Жуткое предчувствие, поразившее Псмита, как удар электрического тока, от которого он окаменел, точно вспугнутый лесной зверек, объяснилось иллюзией, будто он видит перед собой приходского священника, чью способность к неторопливым рассуждениям ему довелось узнать на второй день своего пребывания в замке. Однако он тут же убедился, что был излишне пессимистичен. Перед ним был не священник, а кто-то совершенно ему незнакомый — худощавый, изящный молодой человек со смуглым умным лицом и главами, которые мигали, приспособляясь к сумраку вестибюля после солнечного сияния снаружи. С неизъяснимым облегчением Псмит встал и направился к нему.
— Привет! — сказал молодой человек. — А я вас и не видел. Тут после солнца совсем темно.
— Да, тут царит приятный полусумрак, — согласился Псмит.
— Лорд Эмсуорт где-нибудь поблизости?
— Боюсь, что нет. Он в сопровождении всех своих чад и домочадцев упорхнул надзирать за открытием памятника в Бриджфорде покойному, если мне не изменяет память, Хартли Реддису, эсквайру, мировому судье и члену парламента. Не могу ли я быть вам полезен?
— Ну, я, собственно, приехал в гости. -Да?
— Леди Констанция пригласила меня погостить, как только я приеду в Англию.
— А! Так вы приехали из чужеземных краев?
— Из Канады.
Псмит чуть вздрогнул. Дело явно осложнялось. Пополнение дружеского круга в Бландингсе гостем, знающим Канаду, совсем его не устраивало. Ничто не могло более смутить его душевный мир, чем общество человека, которому того и гляди приспичит обменяться с ним взглядами на эту быстро развивающуюся страну.

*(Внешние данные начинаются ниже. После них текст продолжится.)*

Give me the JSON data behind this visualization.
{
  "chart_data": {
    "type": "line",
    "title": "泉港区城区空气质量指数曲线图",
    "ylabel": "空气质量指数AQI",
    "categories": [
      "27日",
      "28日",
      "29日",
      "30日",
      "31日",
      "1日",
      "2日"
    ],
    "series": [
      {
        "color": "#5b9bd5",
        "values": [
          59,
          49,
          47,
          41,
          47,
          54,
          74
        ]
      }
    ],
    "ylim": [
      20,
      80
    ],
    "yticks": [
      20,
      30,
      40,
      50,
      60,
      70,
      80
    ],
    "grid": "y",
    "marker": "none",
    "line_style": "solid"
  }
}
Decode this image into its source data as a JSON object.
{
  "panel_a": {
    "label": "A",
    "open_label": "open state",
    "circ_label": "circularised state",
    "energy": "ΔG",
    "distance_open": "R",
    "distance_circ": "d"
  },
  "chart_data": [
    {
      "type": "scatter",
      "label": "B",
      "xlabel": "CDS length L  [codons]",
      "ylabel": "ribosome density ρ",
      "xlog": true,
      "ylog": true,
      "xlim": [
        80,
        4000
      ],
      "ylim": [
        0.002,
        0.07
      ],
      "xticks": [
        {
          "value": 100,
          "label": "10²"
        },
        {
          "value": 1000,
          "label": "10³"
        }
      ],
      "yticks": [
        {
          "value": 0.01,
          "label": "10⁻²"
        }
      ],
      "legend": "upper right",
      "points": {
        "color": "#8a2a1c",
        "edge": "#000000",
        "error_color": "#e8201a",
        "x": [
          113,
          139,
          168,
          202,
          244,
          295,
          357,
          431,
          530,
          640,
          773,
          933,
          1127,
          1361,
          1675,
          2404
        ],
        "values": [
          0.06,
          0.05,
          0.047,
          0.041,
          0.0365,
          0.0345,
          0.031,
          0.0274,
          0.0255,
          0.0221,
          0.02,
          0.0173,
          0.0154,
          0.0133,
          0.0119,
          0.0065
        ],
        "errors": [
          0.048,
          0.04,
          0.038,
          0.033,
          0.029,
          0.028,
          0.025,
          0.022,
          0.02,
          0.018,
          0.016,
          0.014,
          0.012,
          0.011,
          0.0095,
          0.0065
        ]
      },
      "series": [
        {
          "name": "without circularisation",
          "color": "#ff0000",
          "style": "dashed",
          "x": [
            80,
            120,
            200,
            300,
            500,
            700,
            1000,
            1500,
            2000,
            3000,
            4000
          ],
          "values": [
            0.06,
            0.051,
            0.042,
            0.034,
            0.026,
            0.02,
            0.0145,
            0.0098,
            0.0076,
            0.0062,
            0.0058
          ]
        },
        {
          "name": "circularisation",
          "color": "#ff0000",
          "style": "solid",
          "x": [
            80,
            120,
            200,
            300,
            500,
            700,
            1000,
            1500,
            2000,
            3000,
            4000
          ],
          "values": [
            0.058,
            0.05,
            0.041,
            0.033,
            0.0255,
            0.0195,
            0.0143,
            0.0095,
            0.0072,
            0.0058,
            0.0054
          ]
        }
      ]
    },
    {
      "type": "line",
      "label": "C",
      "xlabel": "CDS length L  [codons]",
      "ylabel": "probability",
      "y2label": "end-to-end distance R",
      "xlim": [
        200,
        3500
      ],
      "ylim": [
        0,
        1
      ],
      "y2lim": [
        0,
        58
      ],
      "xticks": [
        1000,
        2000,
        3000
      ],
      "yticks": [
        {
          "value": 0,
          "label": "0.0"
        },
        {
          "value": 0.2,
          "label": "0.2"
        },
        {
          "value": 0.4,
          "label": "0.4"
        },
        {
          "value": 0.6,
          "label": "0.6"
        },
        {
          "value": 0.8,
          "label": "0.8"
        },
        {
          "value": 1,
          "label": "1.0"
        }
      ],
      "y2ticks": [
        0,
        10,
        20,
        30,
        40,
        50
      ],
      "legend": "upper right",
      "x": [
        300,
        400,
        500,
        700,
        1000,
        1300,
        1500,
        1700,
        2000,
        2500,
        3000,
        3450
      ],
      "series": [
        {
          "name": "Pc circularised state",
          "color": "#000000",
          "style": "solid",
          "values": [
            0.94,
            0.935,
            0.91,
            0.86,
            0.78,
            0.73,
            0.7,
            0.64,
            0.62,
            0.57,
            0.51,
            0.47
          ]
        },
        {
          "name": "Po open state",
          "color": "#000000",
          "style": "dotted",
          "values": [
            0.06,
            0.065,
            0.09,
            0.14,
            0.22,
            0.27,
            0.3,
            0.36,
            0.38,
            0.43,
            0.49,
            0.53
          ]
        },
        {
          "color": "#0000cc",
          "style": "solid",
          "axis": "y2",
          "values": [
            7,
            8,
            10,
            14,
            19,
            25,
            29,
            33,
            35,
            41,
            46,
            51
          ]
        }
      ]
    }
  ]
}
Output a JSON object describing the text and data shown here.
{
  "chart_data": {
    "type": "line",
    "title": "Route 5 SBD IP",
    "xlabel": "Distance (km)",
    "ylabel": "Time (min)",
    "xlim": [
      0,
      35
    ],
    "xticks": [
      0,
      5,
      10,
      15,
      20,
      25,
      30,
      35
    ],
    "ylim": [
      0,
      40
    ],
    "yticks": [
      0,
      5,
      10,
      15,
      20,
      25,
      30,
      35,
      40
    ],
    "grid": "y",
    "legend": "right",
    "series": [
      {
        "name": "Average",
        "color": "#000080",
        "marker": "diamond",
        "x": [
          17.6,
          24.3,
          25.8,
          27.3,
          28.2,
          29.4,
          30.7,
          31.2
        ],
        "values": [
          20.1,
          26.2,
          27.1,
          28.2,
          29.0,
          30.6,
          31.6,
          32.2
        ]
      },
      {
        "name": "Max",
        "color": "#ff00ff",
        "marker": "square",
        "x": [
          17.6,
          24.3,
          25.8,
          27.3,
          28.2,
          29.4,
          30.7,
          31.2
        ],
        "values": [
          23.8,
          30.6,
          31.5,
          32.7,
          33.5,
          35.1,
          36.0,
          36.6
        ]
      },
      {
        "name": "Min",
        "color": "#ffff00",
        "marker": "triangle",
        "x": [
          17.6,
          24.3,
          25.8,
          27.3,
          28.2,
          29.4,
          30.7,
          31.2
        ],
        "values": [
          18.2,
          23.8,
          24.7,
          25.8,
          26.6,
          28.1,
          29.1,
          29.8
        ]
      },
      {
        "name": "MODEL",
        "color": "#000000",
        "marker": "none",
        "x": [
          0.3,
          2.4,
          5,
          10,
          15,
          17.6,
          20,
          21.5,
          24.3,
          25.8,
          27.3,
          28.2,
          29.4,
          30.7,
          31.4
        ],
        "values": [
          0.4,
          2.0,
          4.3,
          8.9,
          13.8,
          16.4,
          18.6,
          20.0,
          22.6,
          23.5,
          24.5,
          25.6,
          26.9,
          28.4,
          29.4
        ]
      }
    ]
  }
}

— О, из Канады? — сказал он.
— Я послал телеграмму, — продолжал новоприбывший, — но, наверное, ее доставили, когда все уже уехали. А, вот, видимо, моя телеграмма — здесь на столике. От станции я прогулялся пешком. — Он прохаживался по вестибюлю, как человек, осваивающий новые места. Потом остановился у столика, за которым мисс Пиви имела обыкновение вкушать послеобеденный кофе, взял лежавшую там книгу и польщенно засмеялся.
— Одна из моих вещиц, — сказал он.
— Одна из чего? — переспросил Псмит.
— Да вот эта книжка, «Песни пакости». Ее написал я.
— Ее написали вы?
— Ага! Моя фамилия Мактодд. Ролстон Мактодд. Полагаю, вы слышали от них про меня?
II
Человек, взявший на себя столь щекотливую миссию, как миссия Псмита в замке Бландингс, всегда бдит. С той минуты, как Псмит поднялся в вагон пятичасового поезда с перрона Паддингтонского вокзала, то есть с той минуты, когда, формально говоря, началась его авантюра, он ступал осторожно, как путник в джунглях, где каждый миг на вас может внезапно броситься нечто непредвиденное и опасное. Поэтому столь хладнокровное заявление худощавого молодого человека хотя бесспорно его поразило, но отнюдь не парализовало. Наоборот, он внутренне весь подобрался. Первым его движением было грациозно подойти к столику, где, ожидая возвращения лорда Эмсуорта, покоилась телеграмма, вторым — спрятать ее к себе в карман. Для начала надо было обеспечить, чтобы телеграммы, подписанные Мактоддом, не валялись где попало в замке, пока он пользуется гостеприимством его владельца.
Покончив с этим, Псмит встал перед молодым человеком.
— Ну-ну! — произнес он спокойно и сурово.
Он испытывал неизъяснимую благодарность к благому провидению, которое организовало эту встречу в час, когда он был в замке один.
— Вы говорите, что вы Ролстон Мактодд, автор этих стихов?
— Да, конечно.
— Тогда ответьте, — бескомпромиссно спросил Псмит, — что такое «бледная парабола Восторга»?
— А? Чего-чего? — слабеющим голосом произнес новоприбывший. Во всем его облике проступила заметная нервозность.
— Или вот, — сказал Псмит. — «Ш… ш…» Погодите секунду, сейчас вспомню. А, да! «Шуршащая, надушенная тишь, тушившаяся вширь, где мы сидели». Не одолжите ли меня комментарием?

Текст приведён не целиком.